VIRGINIA WHITE TAIL DEER
The Virginia white tail deer is the most popular game animal in the commonwealth; and yet, strangely enough, the deer population is greater today than in colonial times. This increase is due to several factors: cut-over woods and grown up fields which constitute a habitat favored by the animal; lack of natural predators like mountain lion, wolves and coyotes; and the polygamous habits of bucks combined with the natural fecundity of the female. It is unusual for a female to drop less than two fawns; sometimes she will bear as many as four.
Adult deer range in color from tawny to gray on their backs and flanks and are white below. A buck deer in the Colonial Triangle area weighing 250 pounds would be considered a large deer. Some of the racks or antlers worn by the male are symmetrical and may be up to thirty inches long. The Virginia white tail is well named because the sixteen-inch appendage shines and flashes like a beacon when the deer jumps and runs for protection.
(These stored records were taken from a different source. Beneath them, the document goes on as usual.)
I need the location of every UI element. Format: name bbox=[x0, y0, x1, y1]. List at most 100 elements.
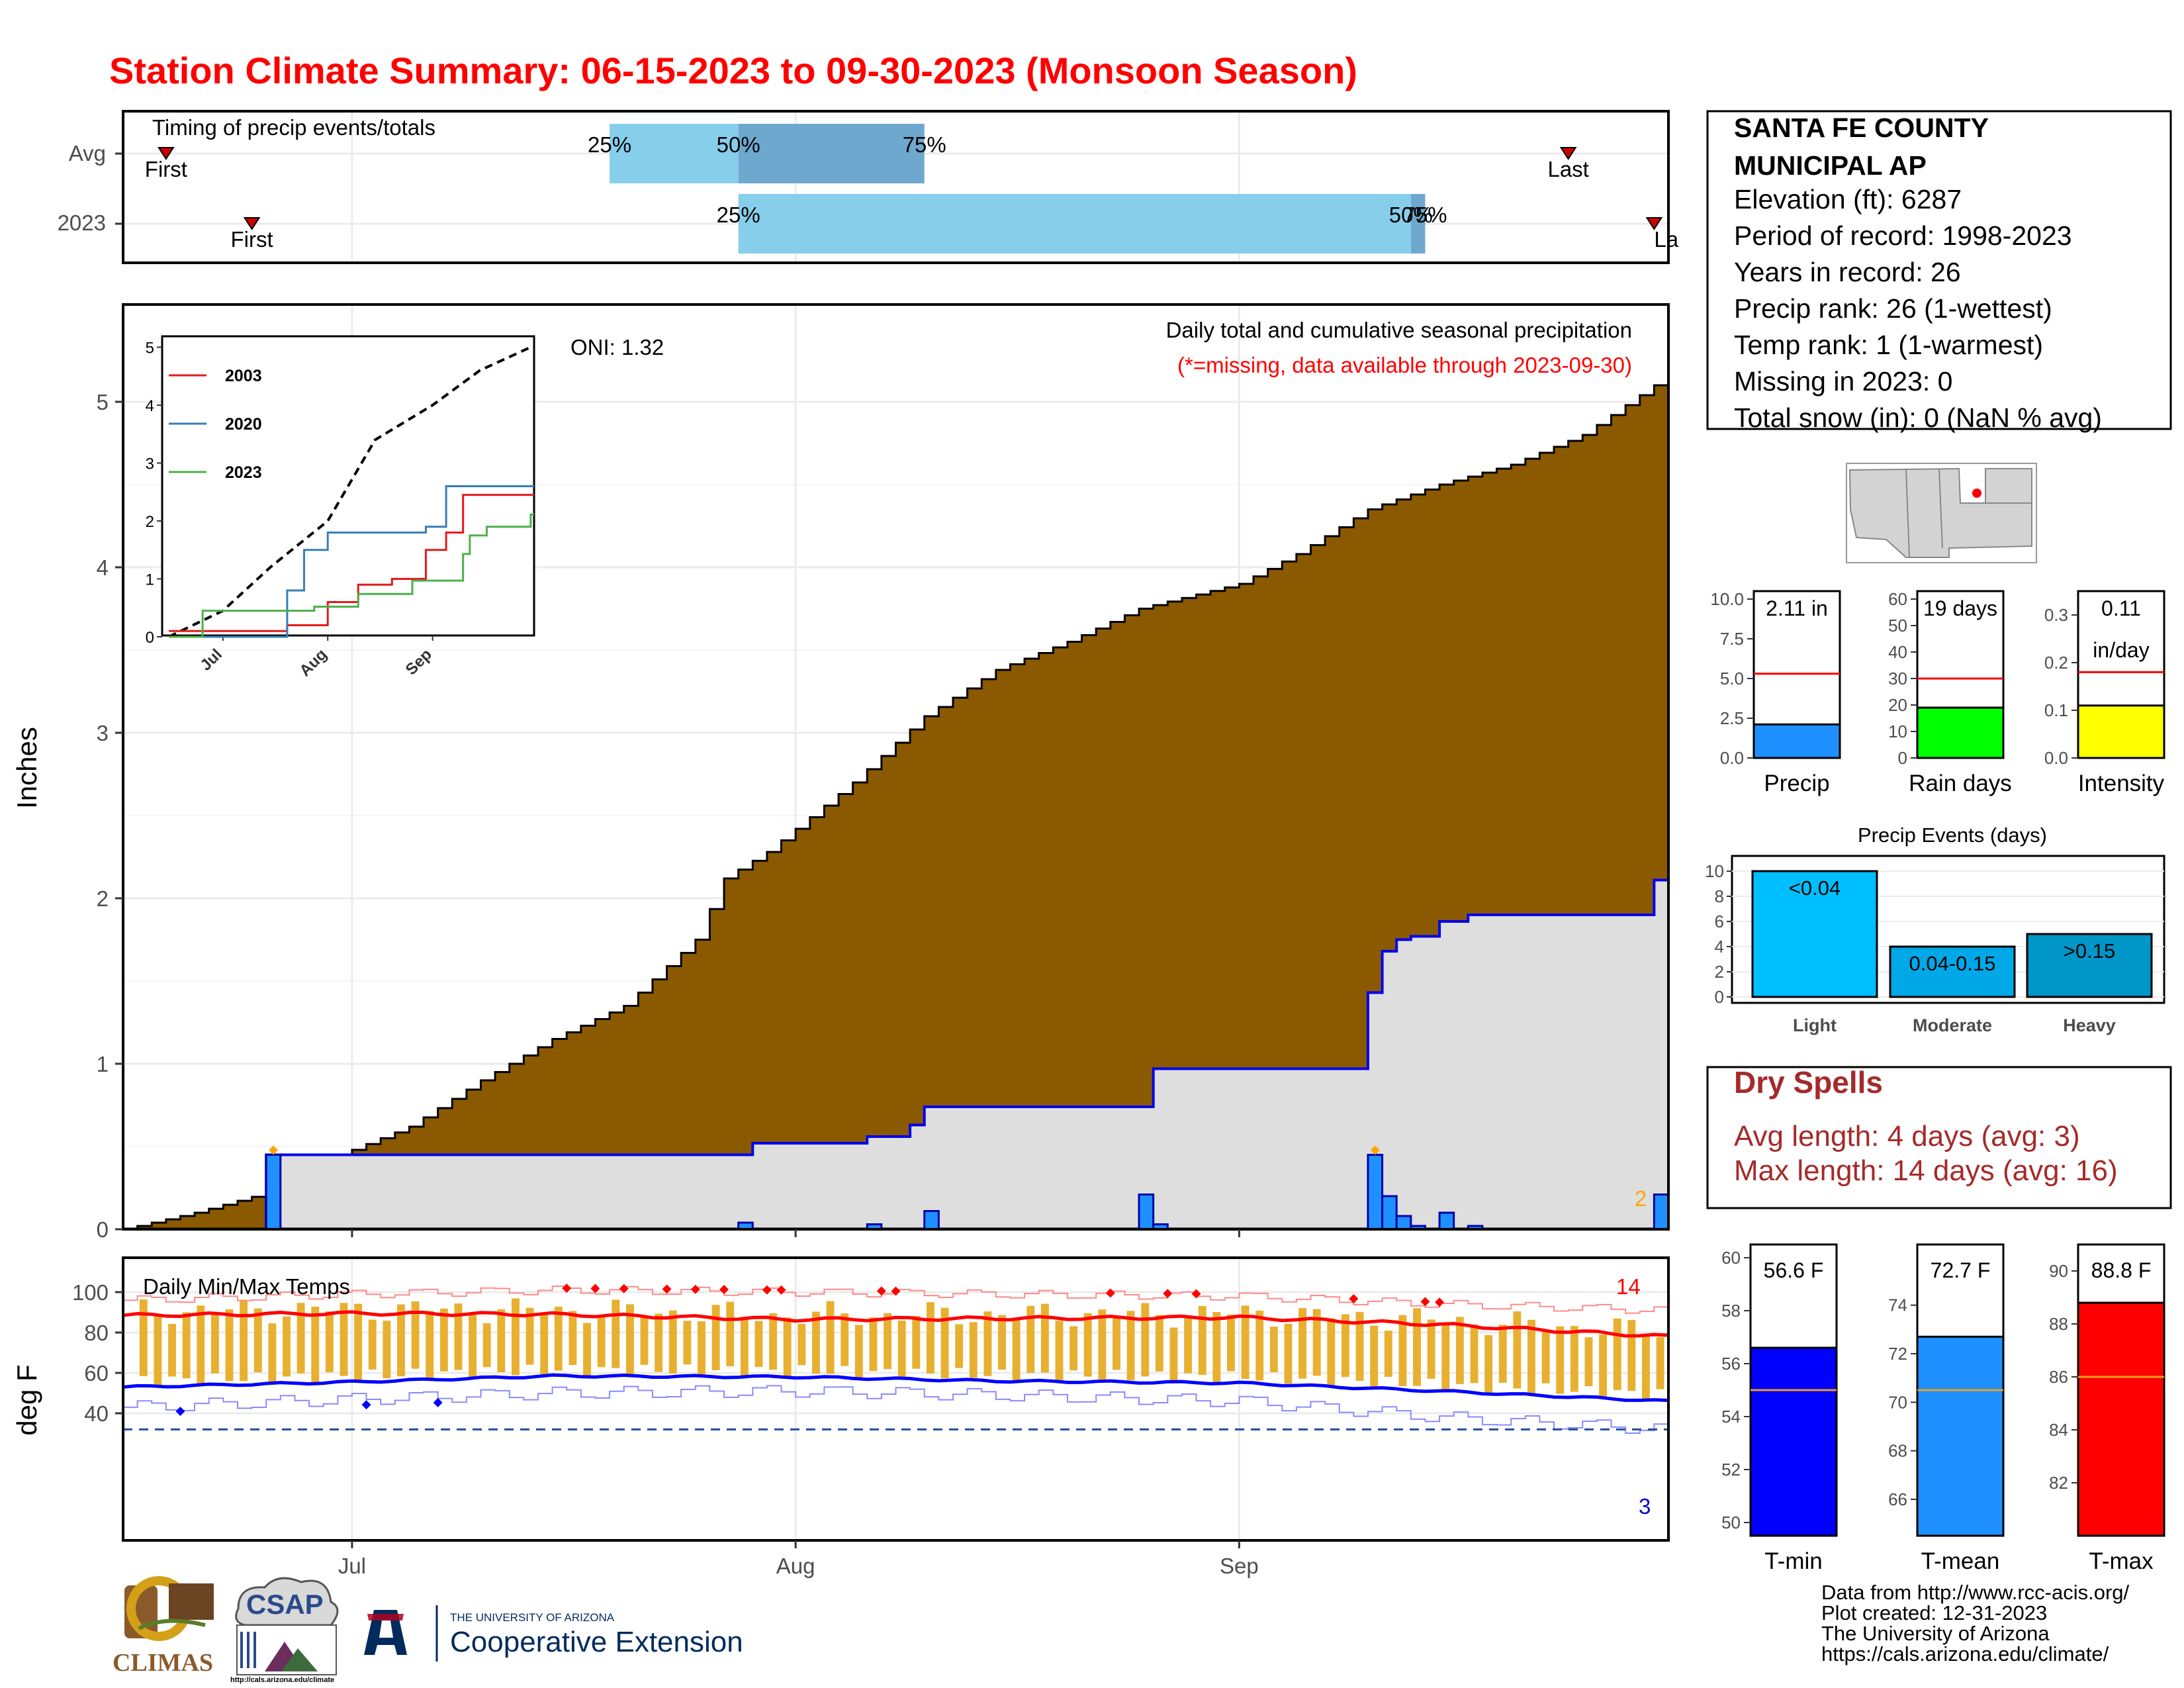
x-tick-label: Aug bbox=[776, 1554, 815, 1578]
record-high-marker bbox=[590, 1284, 600, 1293]
daily-temp-range-bar bbox=[154, 1314, 162, 1387]
daily-temp-range-bar bbox=[182, 1312, 191, 1379]
daily-temp-range-bar bbox=[139, 1299, 148, 1376]
temp-bar-name-0: T-min bbox=[1764, 1548, 1823, 1574]
daily-temp-range-bar bbox=[197, 1305, 205, 1385]
events-y-tick-label: 0 bbox=[1715, 987, 1724, 1007]
daily-temp-range-bar bbox=[897, 1320, 906, 1380]
daily-temp-range-bar bbox=[1212, 1311, 1221, 1383]
daily-temp-range-bar bbox=[1126, 1311, 1135, 1381]
daily-temp-range-bar bbox=[1026, 1305, 1035, 1373]
oni-label: ONI: 1.32 bbox=[570, 335, 664, 359]
daily-temp-range-bar bbox=[1355, 1311, 1364, 1381]
avg-cumulative-area bbox=[123, 384, 1670, 1231]
temp-bar-y-tick-label: 52 bbox=[1721, 1460, 1741, 1479]
footer-url: https://cals.arizona.edu/climate/ bbox=[1821, 1642, 2109, 1665]
temp-bar-value-1 bbox=[1916, 1335, 2005, 1537]
dry-spells-max: Max length: 14 days (avg: 16) bbox=[1734, 1154, 2118, 1187]
climas-logo-text: CLIMAS bbox=[113, 1649, 214, 1677]
temp-bar-y-tick-label: 50 bbox=[1721, 1513, 1741, 1532]
daily-temp-range-bar bbox=[1098, 1309, 1107, 1380]
temp-bar-y-tick-label: 56 bbox=[1721, 1354, 1741, 1374]
mini-y-tick-label: 0.2 bbox=[2044, 653, 2068, 673]
daily-temp-range-bar bbox=[225, 1309, 234, 1382]
daily-temp-range-bar bbox=[1083, 1313, 1092, 1377]
daily-precip-bar bbox=[1653, 1194, 1670, 1231]
daily-temp-range-bar bbox=[368, 1319, 377, 1370]
csap-logo bbox=[235, 1577, 339, 1675]
timing-q75-label: 75% bbox=[1403, 203, 1447, 227]
daily-temp-range-bar bbox=[797, 1324, 806, 1366]
daily-temp-range-bar bbox=[1613, 1318, 1621, 1390]
mini-y-tick-label: 10 bbox=[1888, 722, 1907, 741]
daily-temp-range-bar bbox=[1455, 1317, 1464, 1384]
daily-temp-range-bar bbox=[1656, 1336, 1664, 1389]
daily-temp-range-bar bbox=[1570, 1326, 1578, 1392]
dry-spells-title: Dry Spells bbox=[1734, 1065, 1883, 1100]
daily-temp-range-bar bbox=[554, 1306, 563, 1371]
timing-q25-label: 25% bbox=[717, 203, 760, 227]
daily-temp-range-bar bbox=[1584, 1337, 1593, 1387]
daily-temp-range-bar bbox=[540, 1313, 549, 1375]
mini-y-tick-label: 40 bbox=[1888, 642, 1907, 662]
events-y-tick-label: 2 bbox=[1715, 962, 1724, 982]
daily-temp-range-bar bbox=[683, 1321, 692, 1365]
daily-temp-range-bar bbox=[1040, 1303, 1049, 1373]
daily-temp-range-bar bbox=[253, 1308, 262, 1373]
daily-temp-range-bar bbox=[411, 1301, 420, 1369]
daily-temp-range-bar bbox=[1169, 1327, 1178, 1383]
y-tick-label: 40 bbox=[84, 1401, 109, 1426]
daily-temp-range-bar bbox=[1642, 1336, 1650, 1400]
figure-title: Station Climate Summary: 06-15-2023 to 0… bbox=[109, 50, 1357, 91]
y-tick-label: 5 bbox=[97, 390, 109, 414]
daily-temp-range-bar bbox=[912, 1315, 921, 1369]
daily-temp-range-bar bbox=[296, 1303, 305, 1374]
record-low-marker bbox=[433, 1397, 443, 1407]
daily-temp-range-bar bbox=[240, 1299, 248, 1382]
first-event-label: First bbox=[145, 157, 187, 181]
record-high-marker bbox=[891, 1286, 901, 1296]
y-tick-label: 3 bbox=[97, 721, 109, 745]
daily-temp-range-bar bbox=[1513, 1311, 1522, 1389]
record-high-marker bbox=[1191, 1289, 1201, 1299]
daily-temp-range-bar bbox=[1599, 1335, 1608, 1398]
daily-temp-range-bar bbox=[1269, 1327, 1278, 1372]
temp-bar-y-tick-label: 70 bbox=[1888, 1392, 1907, 1412]
mini-y-tick-label: 60 bbox=[1888, 589, 1907, 609]
daily-temp-range-bar bbox=[1241, 1305, 1250, 1380]
daily-temp-range-bar bbox=[812, 1311, 820, 1374]
mini-y-tick-label: 20 bbox=[1888, 695, 1907, 715]
daily-temp-range-bar bbox=[1255, 1310, 1264, 1381]
daily-temp-range-bar bbox=[525, 1307, 534, 1365]
inset-line-2023 bbox=[169, 513, 534, 638]
dry-spells-box bbox=[1706, 1066, 2172, 1209]
daily-temp-range-bar bbox=[1284, 1323, 1293, 1384]
timing-q25-q50-bar bbox=[610, 124, 739, 183]
record-high-marker bbox=[662, 1284, 672, 1294]
events-y-tick-label: 4 bbox=[1715, 937, 1724, 957]
daily-temp-range-bar bbox=[1198, 1305, 1206, 1375]
last-event-marker bbox=[1559, 147, 1577, 160]
daily-temp-range-bar bbox=[397, 1304, 405, 1377]
events-bar-label-0: <0.04 bbox=[1789, 876, 1841, 900]
inset-y-tick-label: 2 bbox=[146, 513, 154, 531]
ua-small-text: THE UNIVERSITY OF ARIZONA bbox=[450, 1611, 615, 1624]
mini-bar-name-2: Intensity bbox=[2078, 771, 2165, 796]
station-years: Years in record: 26 bbox=[1734, 257, 1961, 287]
daily-temp-range-bar bbox=[454, 1303, 463, 1370]
mini-y-tick-label: 0.0 bbox=[1720, 748, 1744, 768]
temp-bar-y-tick-label: 88 bbox=[2049, 1314, 2068, 1334]
daily-temp-range-bar bbox=[1384, 1331, 1392, 1377]
inset-legend-label: 2023 bbox=[225, 463, 262, 482]
mini-y-tick-label: 0.1 bbox=[2044, 700, 2068, 720]
temp-bar-y-tick-label: 60 bbox=[1721, 1248, 1741, 1268]
events-bar-0 bbox=[1751, 870, 1878, 998]
daily-temp-range-bar bbox=[1298, 1308, 1307, 1379]
record-high-marker bbox=[1435, 1297, 1445, 1307]
record-high-marker bbox=[876, 1286, 886, 1296]
footer-org: The University of Arizona bbox=[1821, 1622, 2050, 1645]
first-event-marker bbox=[158, 147, 175, 160]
The food of the deer is largely browse, such as twigs or leaves of young trees, and cultivated crops like corn, rye, or wheat. Some damage is inflicted every year on farmer's crops when an overabundance of the animals is present. They are also somewhat destructive to orchards.
Today on Jamestown Island there is a herd of 125 deer that delight visitors who take the Island drive. In John Smith's day, probably not over twenty existed there.